The schedule of activities is circulating at this year’s “summer camp for billionaires” in Sun Valley, Idaho – and “knitting” is on the agenda, On The Money has learned.
Yes – Allen & Co.’s annual shindig for media moguls and tech tycoons is featuring the usual panel discussions. On Thursday, Pennsylvania Sens. John Fetterman and David McCormick will get interviewed by CNN’s Erin Burnett.
That’s after Andrew Ross Sorkin on Wednesday interviewed Ken Griffin – who repeated how Zohran Mamdani’s Bolshevik-style TikTok outside his Manhattan penthouse “creeped him out” because of what happened with the UnitedHealthcare CEO, according to one attendee.
But it was the “knitting” activity – slated for 2:30 p.m. Mountain Time, both Wednesday and Thursday – that seemed to capture the zeitgeist at this year’s festivities, I am told. It was as if the bankers at Allen & Co. had set out to prove that big media as we know it is on its last legs.
Comcast CEO Brian Roberts – who rocked the media world last week when he revealed plans to spin off the cable giant’s NBCUniversal division – was onsite with Mike Cavanagh, who will lead NBCU while Michael Angelakis will run the cable unit.
“Brian is looking a little depressed,” a source at Sun Valley told me.“Even after the split, the stock hasn’t moved at $23. He got no bounce and his personal net worth has taken a beating in recent years because he is held too long into two declining businesses.”
That would be news and entertainment content (ie NBCU) and cable, which throws off cash but – because of cord cutting and wireless competition – a lot less than it used to.
“Look, he’s number 499 in the S&P and Charter, the company he wants to buy, is number 500,” the source wisecracked. (In reality, Comcast is number 141 and Charter 422.)
Elsewhere, Jeff Bezos and venture capitalist Marc Andreesen took the stage with Fox anchor Brett Baier also on Wednesday. Microsoft boss Satya Nadella then got interviewed by Reid Hoffman, the lefty LinkedIn founder lately dogged by his Jeffrey Epstein ties.

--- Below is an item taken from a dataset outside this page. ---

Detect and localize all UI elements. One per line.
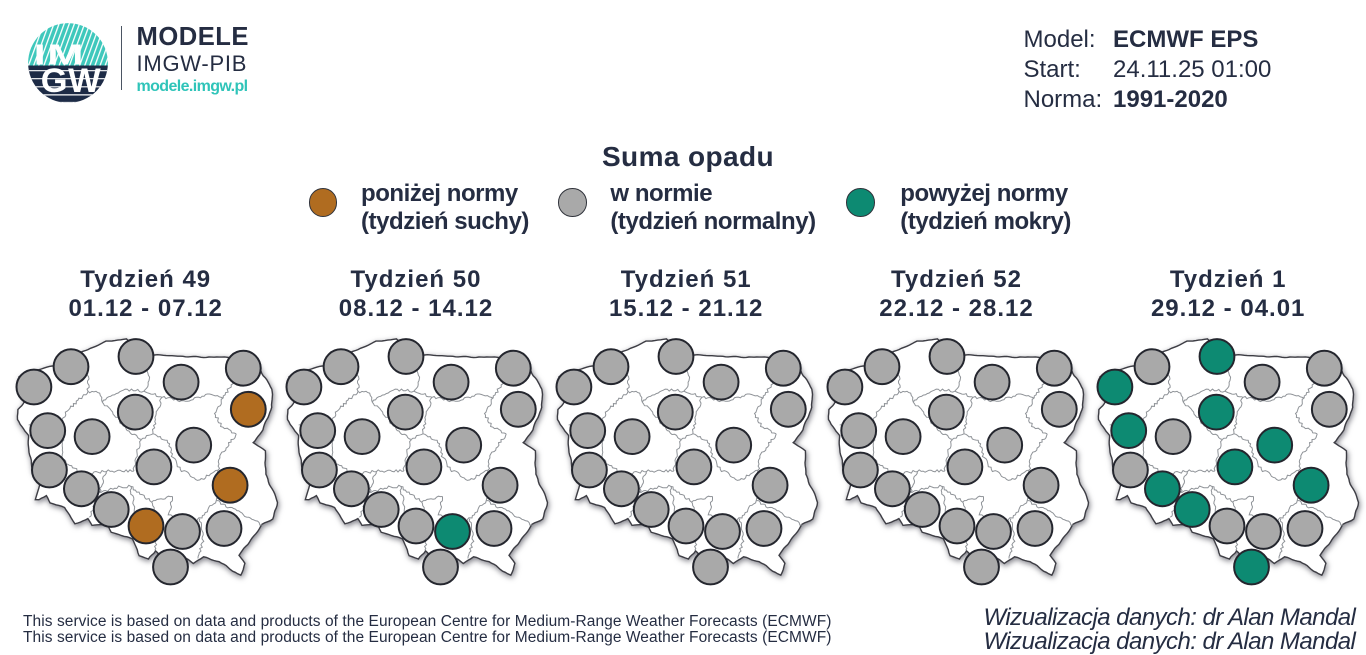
svg-text:GW: GW <box>41 62 101 100</box>
svg-text:IM: IM <box>34 38 85 70</box>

That’s not all. There’s hiking, fly fishing and yoga classes for our media mavens. There’s also pilates and something called “hard core fitness,” but sorry – I can’t quite visualize 84-year-old Barry Diller throwing around weights in the gym. Maybe he’ll opt for mahjong instead? (That’s at 2 p.m., just before knitting.)
As for knitting – true, it’s supposed to be therapeutic. Recall that legendary NFL lineman Rosey Grier took up needle point for that very reason. Still: The bosses of an industry that’s getting downsized, cutting mergers to keep flailing businesses afloat as star anchors are being eclipsed by MrBeast and Clavicular on YouTube, have nothing better to do than take knitting classes on what’s supposed to be a business trip?
“It’s going to be fun,” one attendee said of the confab, shrugging off the latest industry’s woes. Still, he clarified, he himself wasn’t planning to attend the knitting classes.